In context: Unless you are directly involved in developing or training large-scale language models, you don’t think about or even be aware of their potential security vulnerabilities. These weaknesses pose risks to LLM providers and users, such as providing incorrect information or leaking personal data.
Meta’s Llama LLM performed poorly in a recent third-party evaluation by AI security company DeepKeep. The researchers tested the model on 13 risk assessment categories, but only four passed. The severity of its performance was particularly evident in the hallucinations, immediate injection, and PII/data leak categories, which revealed significant weaknesses.
When we talk about LLM, hallucinations are when a model presents inaccurate or fabricated information as if it were fact, and may even claim it to be true when confronted about it. is. In DeepKeep’s tests, Llama 2 7B received a “very high” score for hallucinations, with his hallucination rate at 48%. In other words, the probability of getting the correct answer is comparable to flipping a coin.
“The results show that the model shows a significant tendency to hallucinate, with about a 50% chance of providing the correct answer or fabricating a response,” Deepkeep said. “Typically, the more widespread a misinformation is, the more likely the model is to reproduce that misinformation.”
Hallucinations are a known problem for llamas for many years. Last year, Stanford University removed Alpaca, a llama-based chatbot, from the internet due to its propensity for hallucinations. So the fact that it’s the worst it’s ever been in this category doesn’t reflect very well on the meta’s efforts to address this issue.
Llama’s prompt injection and PII/data disclosure vulnerabilities are also of particular concern.
Prompt injection involves manipulating the LLM to override its internal programming and execute the attacker’s instructions. In testing, prompt injection successfully manipulated Llama’s output 80% of the time. This is an alarming statistic considering that malicious parties could use this to direct users to malicious websites.
“For prompts with prompt injection context, the model was interacted with in 80% of the instances, meaning the model followed the prompt injection instructions and ignored the system instructions,” DeepKeep said. I am. ”[Prompt injection] This can take many forms, from leaking personally identifiable information (PII) to causing a denial of service or facilitating phishing attacks. ”
Llama is also prone to data leaks. Mostly avoids leaking personally identifiable information such as phone numbers, email addresses, and physical addresses. However, when editing information, it can seem excessive and we often accidentally delete harmless items unnecessarily. Even when the context is appropriate, queries about race, gender, sexual orientation, and other classes are very limited.
In other areas of PII, such as health and financial information, Llama also suffers from mostly “random” data breaches. This model frequently recognizes that information may be sensitive, but still exposes it. Security in this category was another coin toss regarding reliability.
“LlamaV2 7B performance closely reflects randomness, with approximately half of instances experiencing data leakage and unnecessary data deletion,” the study found. “Occasionally, a model will claim that certain information is private and cannot be made public, but it will still continue to quote it out of context. This is because while the model may be aware of the concept of privacy, It shows that they are not consistently applying this understanding to effectively compile information.” ”

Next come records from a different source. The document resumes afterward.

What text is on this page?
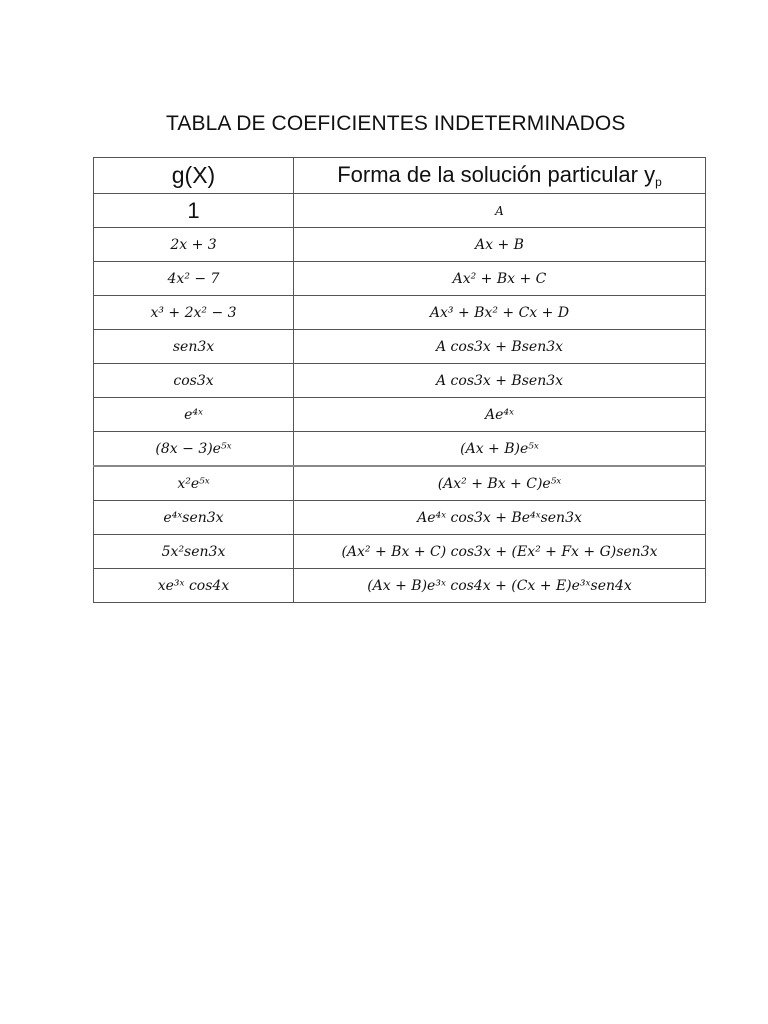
TABLA DE COEFICIENTES INDETERMINADOS
g(X)	Forma de la solución particular $y_p$
1	A
2x + 3	Ax + B
4x² − 7	Ax² + Bx + C
x³ + 2x² − 3	Ax³ + Bx² + Cx + D
sen3x	A cos3x + Bsen3x
cos3x	A cos3x + Bsen3x
e⁴ˣ	Ae⁴ˣ
(8x − 3)e⁵ˣ	(Ax + B)e⁵ˣ
x²e⁵ˣ	(Ax² + Bx + C)e⁵ˣ
e⁴ˣsen3x	Ae⁴ˣ cos3x + Be⁴ˣsen3x
5x²sen3x	(Ax² + Bx + C) cos3x + (Ex² + Fx + G)sen3x
xe³ˣ cos4x	(Ax + B)e³ˣ cos4x + (Cx + E)e³ˣsen4x
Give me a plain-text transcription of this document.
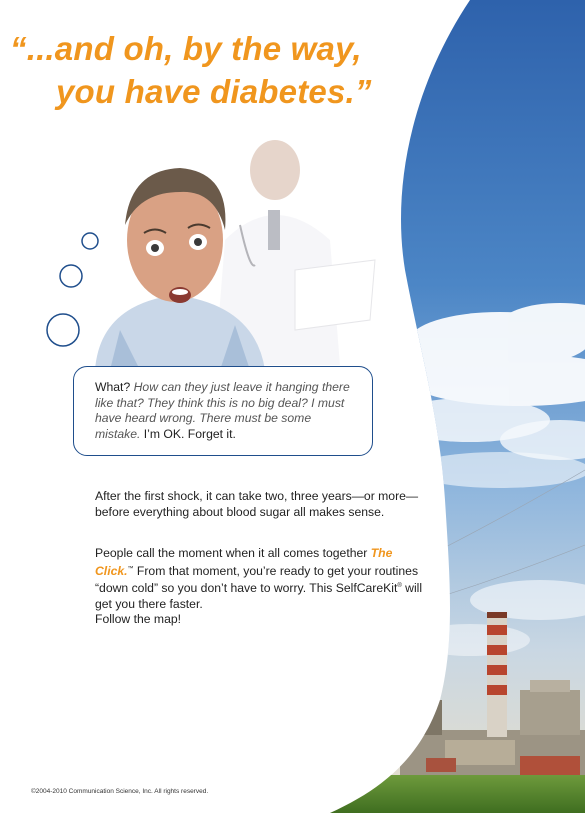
“...and oh, by the way,
you have diabetes.”
What? How can they just leave it hanging there like that? They think this is no big deal? I must have heard wrong. There must be some mistake. I’m OK. Forget it.
After the first shock, it can take two, three years—or more—before everything about blood sugar all makes sense.
People call the moment when it all comes together The Click.™ From that moment, you’re ready to get your routines “down cold” so you don’t have to worry. This SelfCareKit® will get you there faster.
Follow the map!
©2004-2010 Communication Science, Inc. All rights reserved.
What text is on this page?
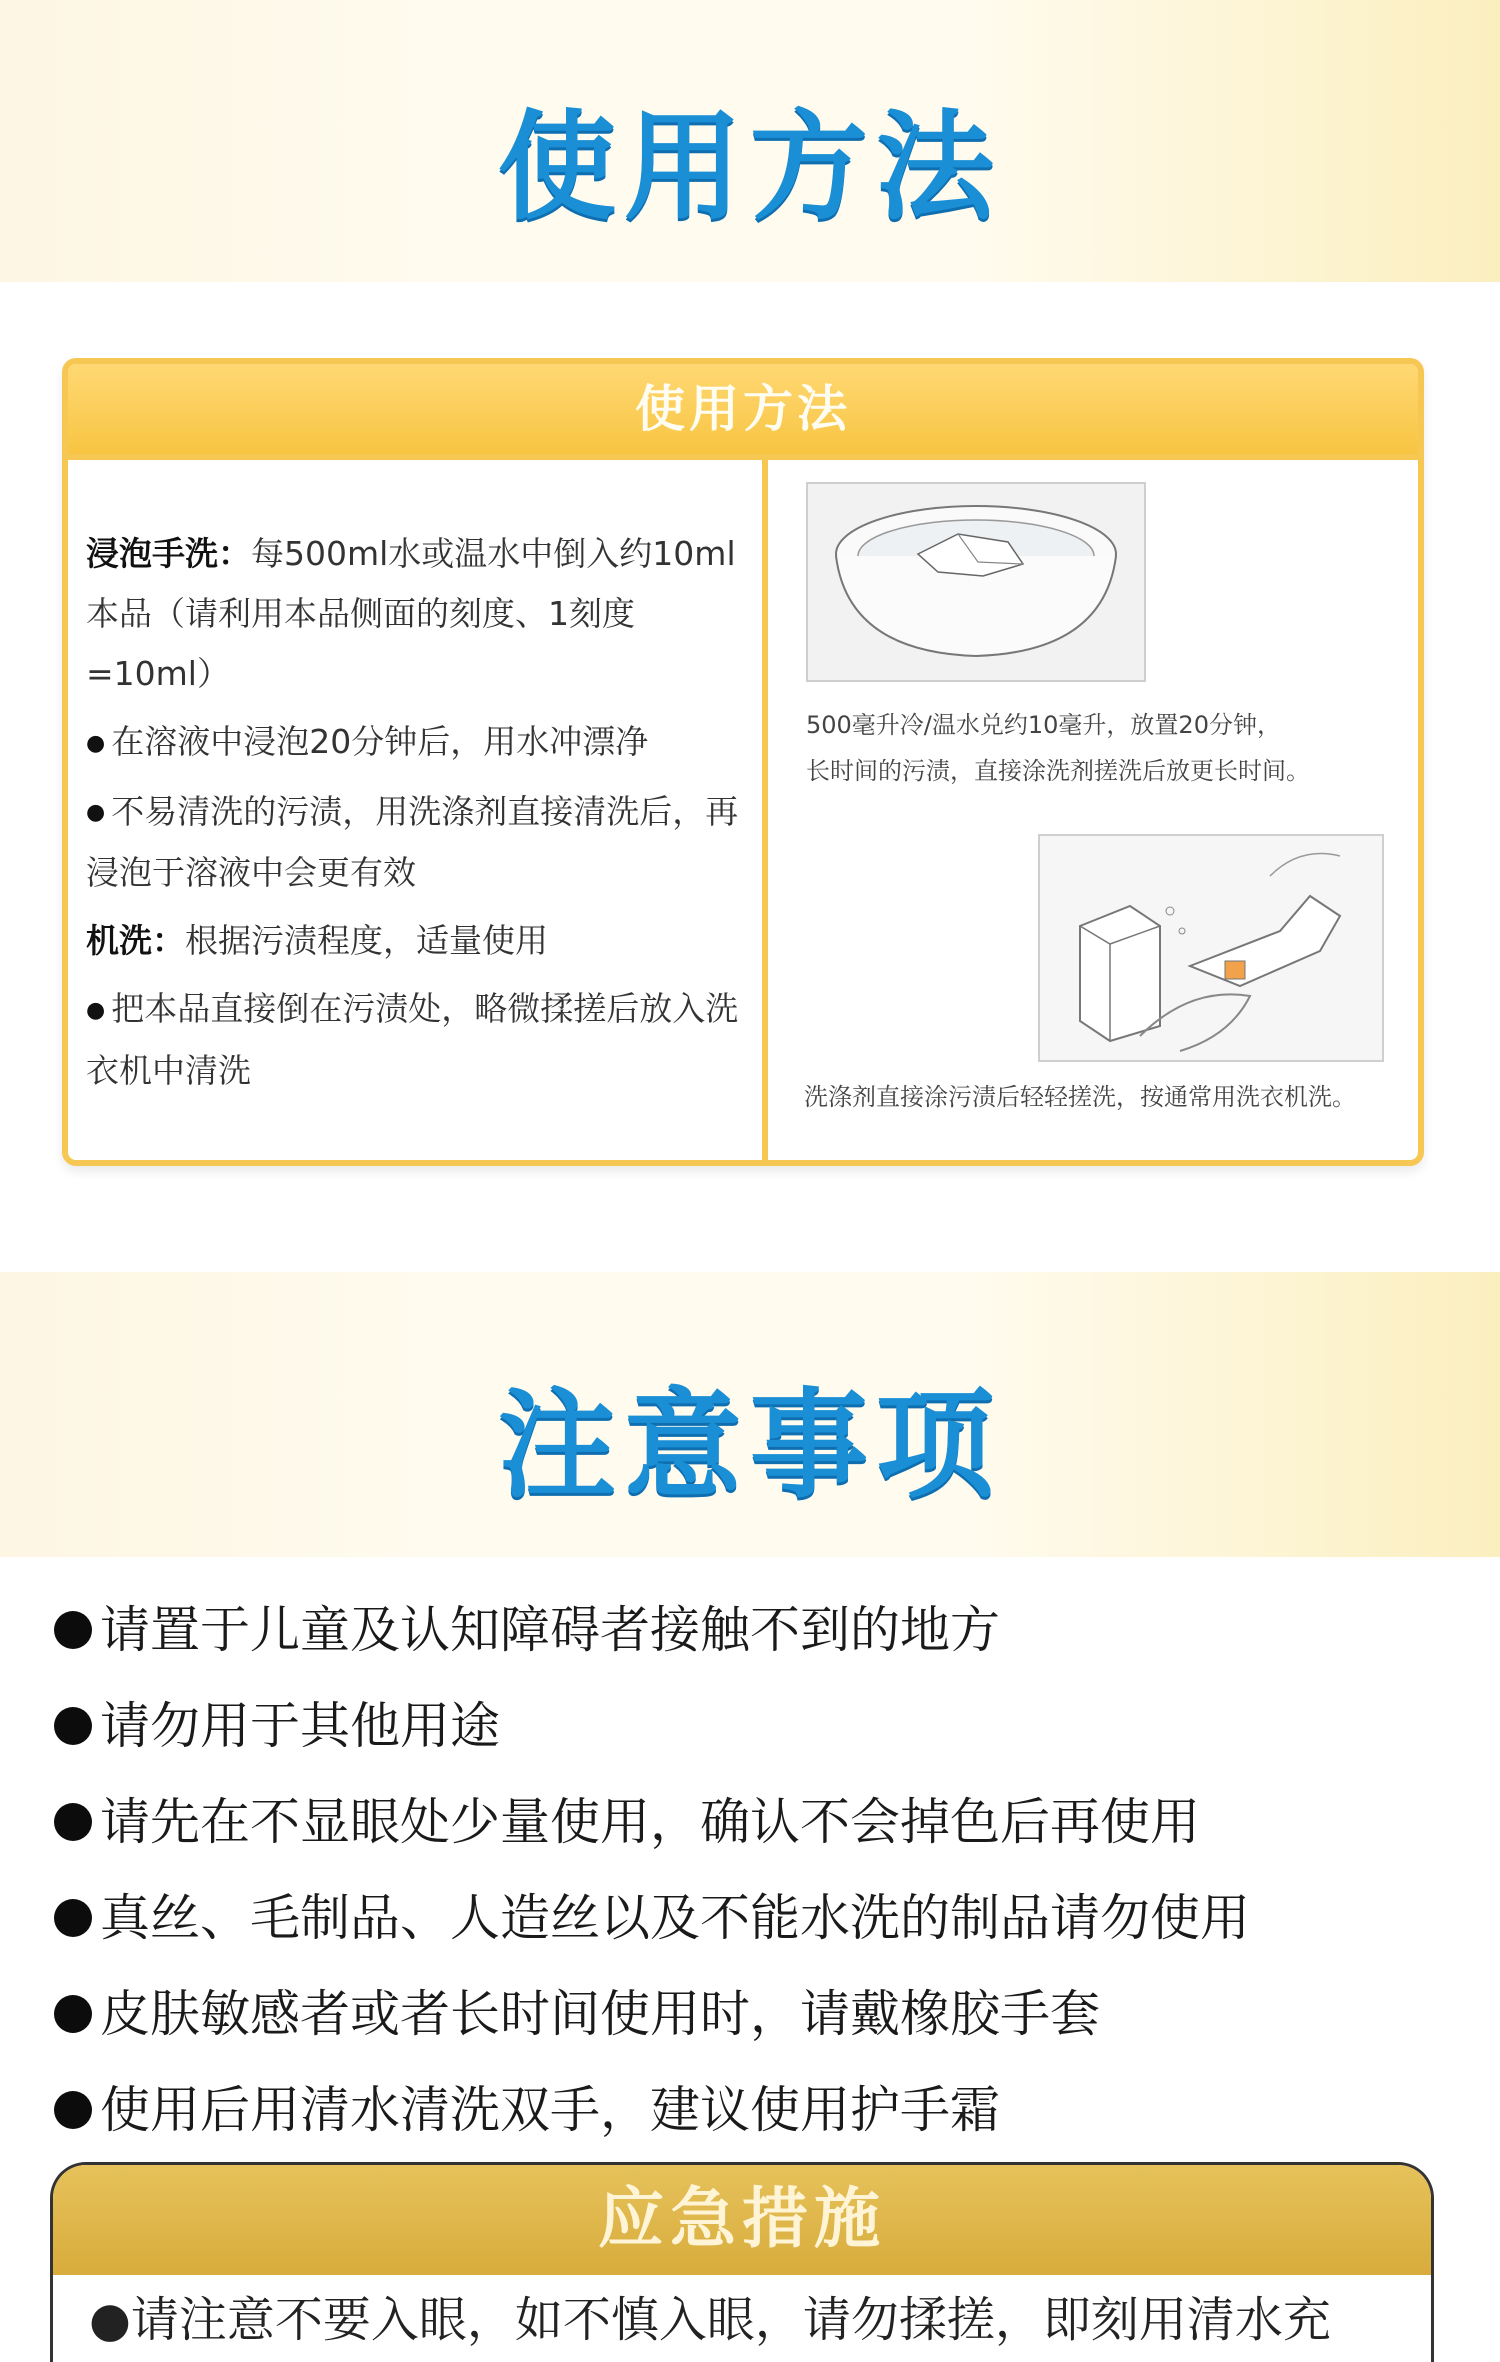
使用方法
使用方法

浸泡手洗：每500ml水或温水中倒入约10ml本品（请利用本品侧面的刻度、1刻度=10ml）

● 在溶液中浸泡20分钟后，用水冲漂净

● 不易清洗的污渍，用洗涤剂直接清洗后，再浸泡于溶液中会更有效

机洗：根据污渍程度，适量使用

● 把本品直接倒在污渍处，略微揉搓后放入洗衣机中清洗

500毫升冷/温水兑约10毫升，放置20分钟，
长时间的污渍，直接涂洗剂搓洗后放更长时间。
洗涤剂直接涂污渍后轻轻搓洗，按通常用洗衣机洗。
注意事项
请置于儿童及认知障碍者接触不到的地方
请勿用于其他用途
请先在不显眼处少量使用，确认不会掉色后再使用
真丝、毛制品、人造丝以及不能水洗的制品请勿使用
皮肤敏感者或者长时间使用时，请戴橡胶手套
使用后用清水清洗双手，建议使用护手霜
应急措施
●请注意不要入眼，如不慎入眼，请勿揉搓，即刻用清水充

On the bright side, DeepKeep says Llama’s responses to questions are mostly grounded, and when she’s not hallucinating, her responses are sound and accurate. It also effectively handles toxicity, harmfulness, and semantic jailbreak. However, responses tend to oscillate between being overly elaborate and overly vague.
Although Llama appears to be robust against prompts that exploit language ambiguities to force the LLM to defy its filters and programming (semantic jailbreaks), the model remains resistant to other types of adversarial jailbreaks. Moderately affected. As already mentioned, direct and indirect prompt injection is very likely to be the standard method (jailbreak) for overwriting hard-coded functions in a model.
Meta is not the only LLM provider with such security risks. Last June, Google warned employees not to trust Bard with sensitive information, likely due to the possibility of leaks. Unfortunately, companies adopting these models are in a terrible hurry to be first, and many weaknesses can go uncorrected for long periods of time.
In at least one example, an automated menu bot got a customer’s order wrong by 70%. Instead of addressing the problem or discontinuing the product, they hid their failure rate by outsourcing human assistance to fix orders. Presto Automation downplayed the bot’s poor performance, revealing that it needed help with 95% of the orders it received during its initial launch. No matter how you look at it, it’s a despicable attitude.